Я намылила мочалку какой-то вкусно пахнущей жидкостью и начала тереть себя. Поначалу ожесточенно, будто сдирая кожу, а затем все спокойнее. Не сразу, но поняла: я и без того чистая, мне не от чего отмываться.
Дайс прав. У меня не было выбора.
Воспоминания о Дайсе заставили улыбнуться. Впервые я встретила человека, настолько самоотверженного, внимательного, заботливого. Ведь не бросил меня, проводил в отель, да еще и подумал о мерах предосторожности вроде плащей с капюшонами. Безропотно сидел со мной в ожидании Айю и бровью не повел при виде моей истерики. Он…
Я запнулась. Слишком много определений подходило ему. В карусели мельтешащих слов я выцепила то, что согрело сильнее прочих: надежный. Да, Дайс именно такой – надежный.
Я ослабила напор, а затем и вовсе выключила воду. Ступила мокрыми ногами на мягкий коврик, вытерлась полотенцем и запахнула длинный, безразмерный халат. Чуть подсушила волосы и на цыпочках вернулась в спальню, где на ощупь стянула нетбук и все так же бесшумно проскользнула в гостиную.
Четыре пятьдесят пять. Понятно, почему Айю спит так крепко – самое сладкое время для сна.
Я присела на диван, поджав босые ноги к груди и держа в руках нетбук. В голове звенела пустота.

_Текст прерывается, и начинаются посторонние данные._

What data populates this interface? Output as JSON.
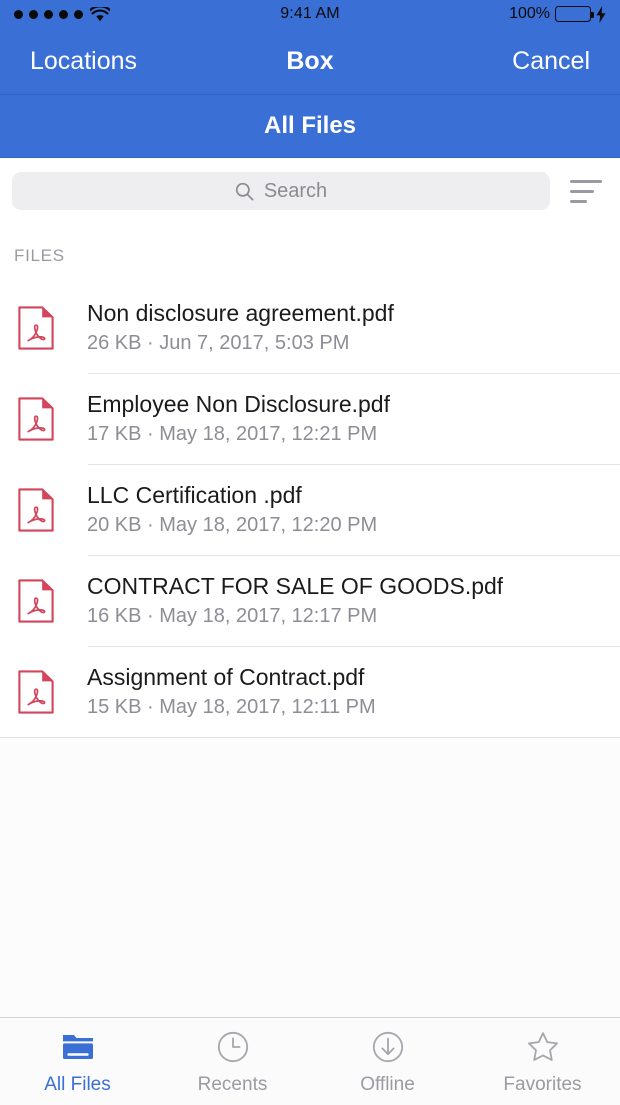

Собравшись с мыслями, я открыла крышку, активировала работу программы и вызвала Лиди. Подруга наверняка с ума сходит. Ее нужно успокоить.
Десять гудков подряд – и молчание. Ладно.
Я сбросила и вызвала снова. Разбудить Лиди я не боялась: учитывая разницу во времени, на Эрии как раз раннее утро.
Молчание.
Я нахмурилась. Возможно, собирается на работу и не слышит? Вызову еще раз.
Когда на экране появилось изображение, я с облегчением перевела дух и горячо начала:
– Лиди! Слава богу! Я уж думала… – Фраза оборвалась, слова замерли на губах.
Передо мной был Алекс. Немного потрепанный, в помятой одежде, бледный от недосыпа и переутомления, но это был он.
– Доброе утро, Майя, – спокойно сказал он. – Ты рано встала.
– Выспалась, – сипло проговорила я. Нехорошее предчувствие змеей сжало сердце. – А Лиди… Она…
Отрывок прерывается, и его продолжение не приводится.